Racist attacks against Muslim and other ethnic minorities in Britain are on the rise, with politicians and media fuelling hostility and prejudice against minorities, a new European report finds.
“Muslims, migrants, asylum-seekers and Gypsies and Travellers are regularly presented in a negative light in the media,” says the report by the European Commission Against Racism and Intolerance (ECRI.
“Political debate in the United Kingdom continues to include some elements of racist and xenophobic discourse.”
The report shows that racist attacks against ethnic minorities have tripled from 31,000 in 2003 to more than 38,000.
More than 13,000 race or discrimination cases were successfully prosecuted in 2007-2008, against 8,800 for the previous two years.

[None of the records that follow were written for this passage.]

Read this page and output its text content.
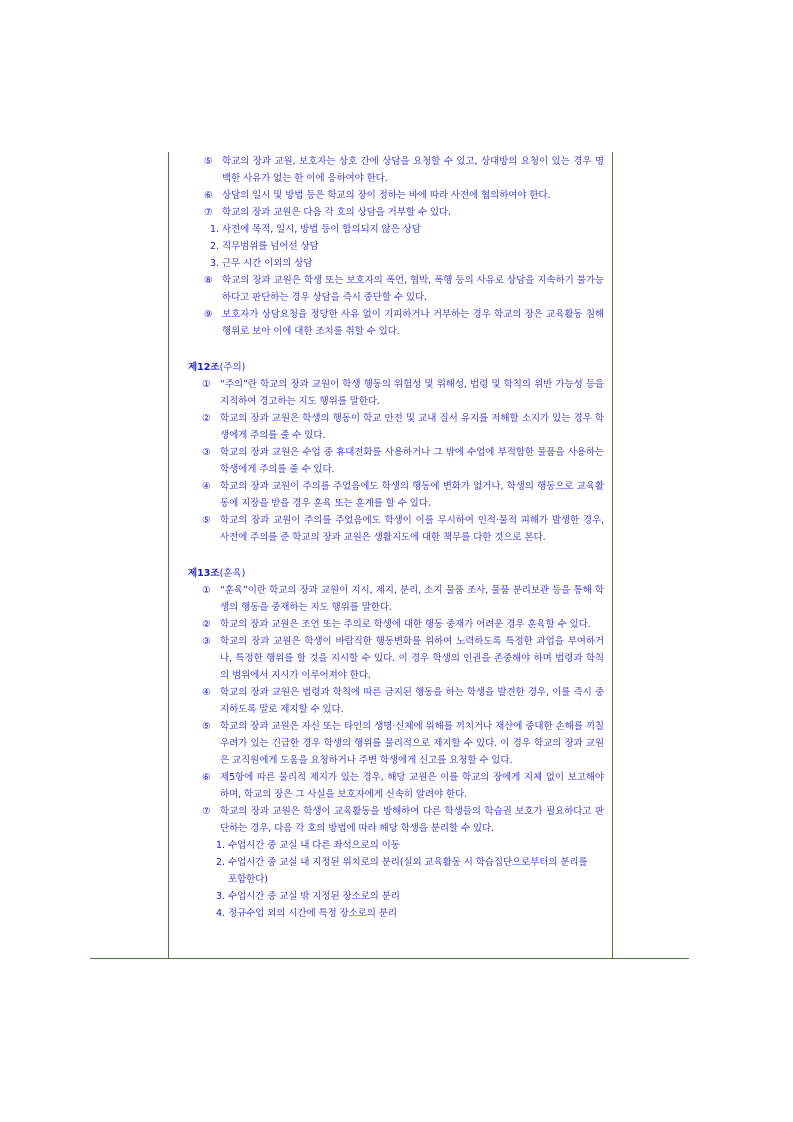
⑤	학교의 장과 교원, 보호자는 상호 간에 상담을 요청할 수 있고, 상대방의 요청이 있는 경우 명백한 사유가 없는 한 이에 응하여야 한다.
⑥	상담의 일시 및 방법 등은 학교의 장이 정하는 바에 따라 사전에 협의하여야 한다.
⑦	학교의 장과 교원은 다음 각 호의 상담을 거부할 수 있다.
1. 사전에 목적, 일시, 방법 등이 합의되지 않은 상담
2. 직무범위를 넘어선 상담
3. 근무 시간 이외의 상담
⑧	학교의 장과 교원은 학생 또는 보호자의 폭언, 협박, 폭행 등의 사유로 상담을 지속하기 불가능하다고 판단하는 경우 상담을 즉시 중단할 수 있다.
⑨	보호자가 상담요청을 정당한 사유 없이 기피하거나 거부하는 경우 학교의 장은 교육활동 침해 행위로 보아 이에 대한 조치를 취할 수 있다.
제12조(주의)
①	“주의”란 학교의 장과 교원이 학생 행동의 위험성 및 위해성, 법령 및 학칙의 위반 가능성 등을 지적하여 경고하는 지도 행위를 말한다.
②	학교의 장과 교원은 학생의 행동이 학교 안전 및 교내 질서 유지를 저해할 소지가 있는 경우 학생에게 주의를 줄 수 있다.
③	학교의 장과 교원은 수업 중 휴대전화를 사용하거나 그 밖에 수업에 부적합한 물품을 사용하는 학생에게 주의를 줄 수 있다.
④	학교의 장과 교원이 주의를 주었음에도 학생의 행동에 변화가 없거나, 학생의 행동으로 교육활동에 지장을 받을 경우 훈육 또는 훈계를 할 수 있다.
⑤	학교의 장과 교원이 주의를 주었음에도 학생이 이를 무시하여 인적·물적 피해가 발생한 경우, 사전에 주의를 준 학교의 장과 교원은 생활지도에 대한 책무를 다한 것으로 본다.
제13조(훈육)
①	“훈육”이란 학교의 장과 교원이 지시, 제지, 분리, 소지 물품 조사, 물품 분리보관 등을 통해 학생의 행동을 중재하는 지도 행위를 말한다.
②	학교의 장과 교원은 조언 또는 주의로 학생에 대한 행동 중재가 어려운 경우 훈육할 수 있다.
③	학교의 장과 교원은 학생이 바람직한 행동변화를 위하여 노력하도록 특정한 과업을 부여하거나, 특정한 행위를 할 것을 지시할 수 있다. 이 경우 학생의 인권을 존중해야 하며 법령과 학칙의 범위에서 지시가 이루어져야 한다.
④	학교의 장과 교원은 법령과 학칙에 따른 금지된 행동을 하는 학생을 발견한 경우, 이를 즉시 중지하도록 말로 제지할 수 있다.
⑤	학교의 장과 교원은 자신 또는 타인의 생명·신체에 위해를 끼치거나 재산에 중대한 손해를 끼칠 우려가 있는 긴급한 경우 학생의 행위를 물리적으로 제지할 수 있다. 이 경우 학교의 장과 교원은 교직원에게 도움을 요청하거나 주변 학생에게 신고를 요청할 수 있다.
⑥	제5항에 따른 물리적 제지가 있는 경우, 해당 교원은 이를 학교의 장에게 지체 없이 보고해야 하며, 학교의 장은 그 사실을 보호자에게 신속히 알려야 한다.
⑦	학교의 장과 교원은 학생이 교육활동을 방해하여 다른 학생들의 학습권 보호가 필요하다고 판단하는 경우, 다음 각 호의 방법에 따라 해당 학생을 분리할 수 있다.
1. 수업시간 중 교실 내 다른 좌석으로의 이동
2. 수업시간 중 교실 내 지정된 위치로의 분리(실외 교육활동 시 학습집단으로부터의 분리를 포함한다)
3. 수업시간 중 교실 밖 지정된 장소로의 분리
4. 정규수업 외의 시간에 특정 장소로의 분리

“More efforts are needed to prevent such violence from occurring,” says the report.
The report says that asylum-seekers were often vulnerable to hasty decisions to reject their claims, unnecessary detention and intense public hostility.
“At the same time, measures put forward by the authorities as part of proposals to consolidate immigration legislation foreshadow generally more restrictive policies in this field, and hostility towards migrant workers appears to be increasing.”
Ethnic minorities are taking the full brunt of racism in Britain.
Estimates show that 87,000 members of ethnic minorities have been a victim of racially motivated crimes.
Figures also show that ethnic minorities have the worst unemployment and housing crises in the country.
Some 70% of all ethnic minorities live in the 88 most deprived areas, compared to 40% of the general population.
The ECRI finds that Muslims were taking the full brunt of anti-terror measures in Britain, including the stop and search powers.
“Anti-terror provisions also continue to cause concern,” says the report.
Many British Muslims, estimated at two million, have complained of maltreatment by police for no apparent reason other than being Muslim.
“Research has shown that Muslims feel stigmatized and alienated by these measures,” says the report.
“Young Muslims who have been regularly stopped and searched feel increasingly marginalized.”
The controversial stop and search powers have been under repeated criticism from human rights groups in and outside Britain.
A 2009 report by the independent reviewer of anti-terrorism legislation, Lord Carlile of Berriew, estimated that between 8,000 and 10,000 stops per month were taking place but none had resulted in convictions.
In January, the European Court for Human Rights has dismissed the random police stop and search measures as a serious breach of human rights, asking London to suspended them.